Decentralized proximity-aware clustering for collective self-federated learning

In recent years, Federated Learning (FL) has emerged as a privacy-preserving paradigm for collaborative model training in IoT systems, enabling clients to learn a global model for tasks like classification, prediction, or anomaly detection in IoT environments without sharing raw data. However, traditional centralized FL architectures face bottlenecks, single points of failure, and struggle with non-IID data. These limitations hinder effective Collective Intelligence in large-scale IoT systems where numerous devices operate across diverse and dynamic environments. Existing clustered FL approaches often retain centralization or overlook how the spatial distribution inherent in IoT deployments directly influences data heterogeneity, challenging both the integration of spatially correlated devices and the establishment of intelligence distributed across the entire system.
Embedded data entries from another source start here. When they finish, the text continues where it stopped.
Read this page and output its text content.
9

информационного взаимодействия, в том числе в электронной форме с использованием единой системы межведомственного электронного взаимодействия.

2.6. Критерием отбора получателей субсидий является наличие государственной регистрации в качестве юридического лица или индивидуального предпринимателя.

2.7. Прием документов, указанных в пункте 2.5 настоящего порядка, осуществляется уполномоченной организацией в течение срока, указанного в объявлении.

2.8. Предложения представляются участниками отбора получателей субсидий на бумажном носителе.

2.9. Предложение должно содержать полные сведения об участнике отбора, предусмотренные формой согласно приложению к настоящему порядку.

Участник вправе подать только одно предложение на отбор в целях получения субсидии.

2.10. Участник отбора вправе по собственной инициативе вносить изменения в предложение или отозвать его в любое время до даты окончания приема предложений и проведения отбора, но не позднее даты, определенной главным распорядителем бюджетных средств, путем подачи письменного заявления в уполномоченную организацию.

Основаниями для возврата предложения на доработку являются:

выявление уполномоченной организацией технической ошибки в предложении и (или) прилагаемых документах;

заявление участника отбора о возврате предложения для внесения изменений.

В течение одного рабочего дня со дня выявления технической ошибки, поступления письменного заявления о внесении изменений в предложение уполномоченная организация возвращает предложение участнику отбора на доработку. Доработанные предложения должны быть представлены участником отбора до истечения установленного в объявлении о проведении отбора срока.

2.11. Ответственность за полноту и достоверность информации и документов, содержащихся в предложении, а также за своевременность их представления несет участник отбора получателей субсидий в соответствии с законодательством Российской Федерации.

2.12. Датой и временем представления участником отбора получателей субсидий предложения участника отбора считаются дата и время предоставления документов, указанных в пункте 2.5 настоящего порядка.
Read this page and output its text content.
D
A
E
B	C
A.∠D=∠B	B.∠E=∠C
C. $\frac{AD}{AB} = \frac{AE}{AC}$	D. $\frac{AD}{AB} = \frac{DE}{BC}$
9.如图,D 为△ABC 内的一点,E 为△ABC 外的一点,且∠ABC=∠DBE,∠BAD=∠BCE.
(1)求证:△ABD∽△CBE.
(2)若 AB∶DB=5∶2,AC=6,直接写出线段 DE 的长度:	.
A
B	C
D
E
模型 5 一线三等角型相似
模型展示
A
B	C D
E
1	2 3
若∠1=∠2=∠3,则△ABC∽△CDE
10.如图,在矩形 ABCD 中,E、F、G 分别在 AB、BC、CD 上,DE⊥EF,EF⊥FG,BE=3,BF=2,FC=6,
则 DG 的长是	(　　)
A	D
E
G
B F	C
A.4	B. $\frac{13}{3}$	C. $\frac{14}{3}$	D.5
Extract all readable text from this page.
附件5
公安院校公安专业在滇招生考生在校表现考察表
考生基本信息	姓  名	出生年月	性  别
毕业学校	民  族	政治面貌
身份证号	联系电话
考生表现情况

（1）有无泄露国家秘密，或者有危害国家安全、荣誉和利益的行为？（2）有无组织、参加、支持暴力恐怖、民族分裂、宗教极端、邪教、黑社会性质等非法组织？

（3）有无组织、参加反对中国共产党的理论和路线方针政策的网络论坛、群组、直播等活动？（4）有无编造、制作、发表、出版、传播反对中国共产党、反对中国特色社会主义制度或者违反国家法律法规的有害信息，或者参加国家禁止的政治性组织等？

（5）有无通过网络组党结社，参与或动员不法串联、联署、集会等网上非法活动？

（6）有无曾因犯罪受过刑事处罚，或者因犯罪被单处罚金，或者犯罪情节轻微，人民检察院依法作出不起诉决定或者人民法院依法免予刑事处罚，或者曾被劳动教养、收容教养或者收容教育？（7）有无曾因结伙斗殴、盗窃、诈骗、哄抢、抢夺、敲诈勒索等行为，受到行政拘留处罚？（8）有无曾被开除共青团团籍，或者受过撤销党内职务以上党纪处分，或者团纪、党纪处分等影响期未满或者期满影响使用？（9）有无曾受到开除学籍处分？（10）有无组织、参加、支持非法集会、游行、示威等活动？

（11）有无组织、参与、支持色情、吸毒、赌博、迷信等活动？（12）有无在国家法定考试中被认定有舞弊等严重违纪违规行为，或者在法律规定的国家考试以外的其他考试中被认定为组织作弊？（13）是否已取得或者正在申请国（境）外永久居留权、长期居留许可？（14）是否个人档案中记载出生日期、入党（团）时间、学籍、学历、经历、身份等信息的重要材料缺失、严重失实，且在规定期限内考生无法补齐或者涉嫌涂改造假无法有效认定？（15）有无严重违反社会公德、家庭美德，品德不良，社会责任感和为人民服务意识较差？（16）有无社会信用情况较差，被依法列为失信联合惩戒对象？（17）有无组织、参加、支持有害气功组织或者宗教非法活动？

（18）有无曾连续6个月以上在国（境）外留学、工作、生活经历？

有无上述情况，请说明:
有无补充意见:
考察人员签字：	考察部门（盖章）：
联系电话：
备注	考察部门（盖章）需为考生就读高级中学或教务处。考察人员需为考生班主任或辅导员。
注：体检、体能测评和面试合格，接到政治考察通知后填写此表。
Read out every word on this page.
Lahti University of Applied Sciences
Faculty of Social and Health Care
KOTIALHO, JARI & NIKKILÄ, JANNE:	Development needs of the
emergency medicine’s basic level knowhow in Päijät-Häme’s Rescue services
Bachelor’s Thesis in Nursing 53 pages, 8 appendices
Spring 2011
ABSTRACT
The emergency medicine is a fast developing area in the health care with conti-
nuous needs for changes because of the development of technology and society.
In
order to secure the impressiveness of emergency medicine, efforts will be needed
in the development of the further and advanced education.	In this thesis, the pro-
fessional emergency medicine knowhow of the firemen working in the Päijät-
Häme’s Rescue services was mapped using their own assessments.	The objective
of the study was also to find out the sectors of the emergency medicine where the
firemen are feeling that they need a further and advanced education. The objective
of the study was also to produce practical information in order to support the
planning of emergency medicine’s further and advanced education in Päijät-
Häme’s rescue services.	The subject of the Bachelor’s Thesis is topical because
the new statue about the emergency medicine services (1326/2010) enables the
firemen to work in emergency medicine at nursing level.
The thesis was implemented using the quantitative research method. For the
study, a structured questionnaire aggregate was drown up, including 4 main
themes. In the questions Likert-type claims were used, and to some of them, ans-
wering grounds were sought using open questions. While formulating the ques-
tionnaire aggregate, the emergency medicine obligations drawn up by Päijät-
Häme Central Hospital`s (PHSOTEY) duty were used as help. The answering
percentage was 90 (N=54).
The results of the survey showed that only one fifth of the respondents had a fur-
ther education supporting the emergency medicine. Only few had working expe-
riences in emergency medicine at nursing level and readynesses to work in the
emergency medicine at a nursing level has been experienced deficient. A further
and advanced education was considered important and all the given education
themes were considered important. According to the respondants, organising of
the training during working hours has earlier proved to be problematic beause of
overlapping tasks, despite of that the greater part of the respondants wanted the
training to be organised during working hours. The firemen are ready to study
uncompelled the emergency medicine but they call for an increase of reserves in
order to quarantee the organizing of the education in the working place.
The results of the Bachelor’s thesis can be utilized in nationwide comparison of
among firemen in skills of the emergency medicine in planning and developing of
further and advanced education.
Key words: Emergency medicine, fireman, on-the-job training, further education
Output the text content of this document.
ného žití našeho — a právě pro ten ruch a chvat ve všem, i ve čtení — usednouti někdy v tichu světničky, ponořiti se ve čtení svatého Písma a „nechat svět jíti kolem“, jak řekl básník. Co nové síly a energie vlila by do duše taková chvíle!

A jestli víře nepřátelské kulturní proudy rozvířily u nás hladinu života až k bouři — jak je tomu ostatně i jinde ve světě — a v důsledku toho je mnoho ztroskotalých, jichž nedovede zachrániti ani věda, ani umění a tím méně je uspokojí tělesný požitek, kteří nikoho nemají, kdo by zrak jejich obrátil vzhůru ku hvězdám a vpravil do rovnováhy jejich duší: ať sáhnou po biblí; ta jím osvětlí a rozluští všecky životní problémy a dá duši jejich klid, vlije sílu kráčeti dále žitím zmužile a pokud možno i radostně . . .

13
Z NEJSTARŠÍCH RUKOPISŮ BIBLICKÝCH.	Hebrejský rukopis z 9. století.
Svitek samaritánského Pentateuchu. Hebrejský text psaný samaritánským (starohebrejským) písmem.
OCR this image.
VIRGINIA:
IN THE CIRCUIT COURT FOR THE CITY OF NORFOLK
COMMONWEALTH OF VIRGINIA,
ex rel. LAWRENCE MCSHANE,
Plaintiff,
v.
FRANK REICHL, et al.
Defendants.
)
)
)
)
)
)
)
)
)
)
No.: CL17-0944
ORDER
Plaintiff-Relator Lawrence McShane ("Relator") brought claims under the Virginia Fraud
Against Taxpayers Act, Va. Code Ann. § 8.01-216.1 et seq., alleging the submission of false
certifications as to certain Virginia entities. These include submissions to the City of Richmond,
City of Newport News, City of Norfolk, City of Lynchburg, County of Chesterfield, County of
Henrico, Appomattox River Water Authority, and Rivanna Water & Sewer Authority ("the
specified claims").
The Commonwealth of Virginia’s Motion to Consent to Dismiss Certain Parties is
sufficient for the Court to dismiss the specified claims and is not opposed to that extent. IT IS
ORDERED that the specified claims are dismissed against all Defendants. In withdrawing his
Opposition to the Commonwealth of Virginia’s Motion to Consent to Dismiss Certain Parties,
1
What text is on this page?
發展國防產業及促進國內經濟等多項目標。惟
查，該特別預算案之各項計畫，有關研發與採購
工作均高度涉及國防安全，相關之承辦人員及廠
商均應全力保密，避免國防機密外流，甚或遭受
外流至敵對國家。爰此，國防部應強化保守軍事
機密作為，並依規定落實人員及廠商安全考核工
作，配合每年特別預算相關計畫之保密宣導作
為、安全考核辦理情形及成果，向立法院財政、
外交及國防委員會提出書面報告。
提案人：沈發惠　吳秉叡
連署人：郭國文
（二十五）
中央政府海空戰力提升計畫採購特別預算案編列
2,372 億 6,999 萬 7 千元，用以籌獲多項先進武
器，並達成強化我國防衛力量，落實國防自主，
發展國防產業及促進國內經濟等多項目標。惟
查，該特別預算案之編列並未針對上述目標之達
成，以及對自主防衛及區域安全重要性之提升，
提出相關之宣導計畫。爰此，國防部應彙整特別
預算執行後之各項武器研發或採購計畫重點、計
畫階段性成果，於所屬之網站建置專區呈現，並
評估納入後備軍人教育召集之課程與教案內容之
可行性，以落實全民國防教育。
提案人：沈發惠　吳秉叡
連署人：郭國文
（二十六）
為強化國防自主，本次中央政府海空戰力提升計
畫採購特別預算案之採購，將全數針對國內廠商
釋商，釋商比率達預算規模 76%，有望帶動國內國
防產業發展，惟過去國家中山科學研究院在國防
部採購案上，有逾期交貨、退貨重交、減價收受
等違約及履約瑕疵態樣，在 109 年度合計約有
Creating such intelligence demands both decentralized architectures for scalability and effective integration of devices with similar data distributions. For these reasons, this article introduces Proximity-Aware Self-Federated Learning (PSFL), a novel decentralized approach embodying collective intelligence principles. PSFL leverages field-based coordination to enable IoT devices to form self-federations, dynamically clustered groups that train specialized models based on both spatial proximity and local model characteristics. These self-federations reflect underlying data distributions, creating a distributed ecosystem of specialized models across the network. This approach overcomes global model limitations in non-IID settings through specialized federations based on local data distributions, enhancing performance while maintaining decentralization. We evaluate our approach using the Extended MNIST and CIFAR-100 datasets against state-of-the-art baselines, demonstrating its effectiveness in forming coherent, localized models under non-IID conditions.